📝 SummarXiv

Abstract

Understanding disease dynamics is crucial for managing wildlife populations and assessing spillover risk to domestic animals and humans, but infection data on free-ranging animals are difficult to obtain. Because pathogen and parasite infections can alter host movement, infection status may be inferred from animal trajectories. We present a hidden Markov model (HMM) framework that links observed movement behaviors to unobserved infection states, consistent with epidemiological compartmental models (e.g., susceptible, infected, recovered, dead). Using movement data from 84 reintroduced scimitar-horned oryx (Oryx dammah), 38 confirmed dead in the field and 6 sampled for disease testing, we demonstrate how HMMs can incorporate epidemiological structure through (1) constrained transition probabilities (e.g., to preclude or allow recovery), (2) covariate effects on transmission, and (3) hierarchically structured HMMs (HHMMs) for multi-scale transitions.

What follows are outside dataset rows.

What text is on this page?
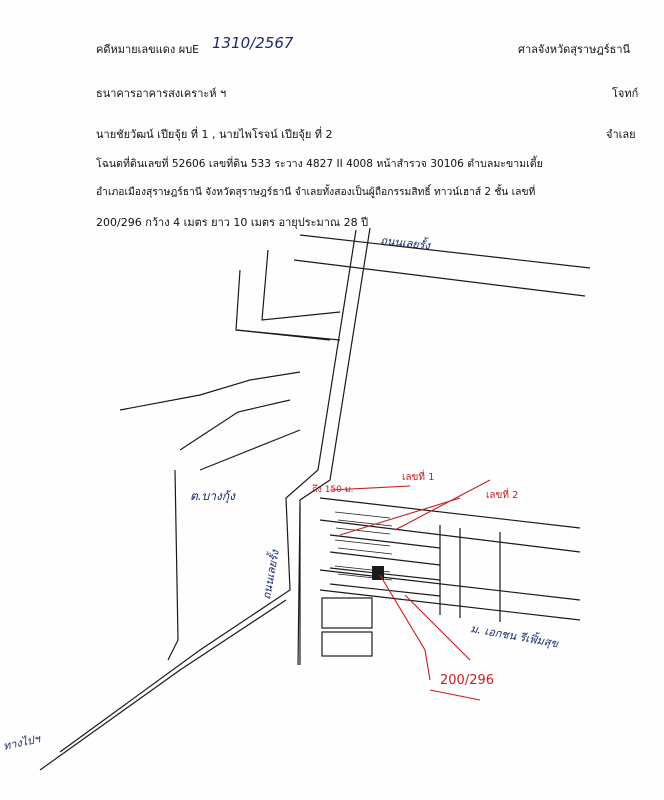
คดีหมายเลขแดง ผบE 1310/2567	ศาลจังหวัดสุราษฎร์ธานี
ธนาคารอาคารสงเคราะห์ ฯ	โจทก์
นายชัยวัฒน์ เปียจุ้ย ที่ 1 , นายไพโรจน์ เปียจุ้ย ที่ 2	จำเลย
โฉนดที่ดินเลขที่ 52606 เลขที่ดิน 533 ระวาง 4827 II 4008 หน้าสำรวจ 30106 ตำบลมะขามเตี้ย
อำเภอเมืองสุราษฎร์ธานี จังหวัดสุราษฎร์ธานี จำเลยทั้งสองเป็นผู้ถือกรรมสิทธิ์ ทาวน์เฮาส์ 2 ชั้น เลขที่
200/296 กว้าง 4 เมตร ยาว 10 เมตร อายุประมาณ 28 ปี
ถนนเลยรั้ง
ถนนเลยรั้ง
ต.บางกุ้ง
ทางไปฯ
ถึง 150 ม.
เลขที่ 1
เลขที่ 2
ม. เอกชน รีเฟิ้มสุข
200/296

Comparing veterinary diagnostic reports with model outputs, we found that HMMs with epidemiological constraints successfully identified infection-associated reductions in movement, whereas unconstrained models failed to capture disease progression. Simulations further showed that constrained HMMs accurately classified susceptible, infected, and recovered states. By illustrating flexible formulations and a workflow for model selection, we provide a transferable approach for detecting infection from movement data. This framework can enhance wildlife disease surveillance, guide population management, and improve understanding of disease dynamics.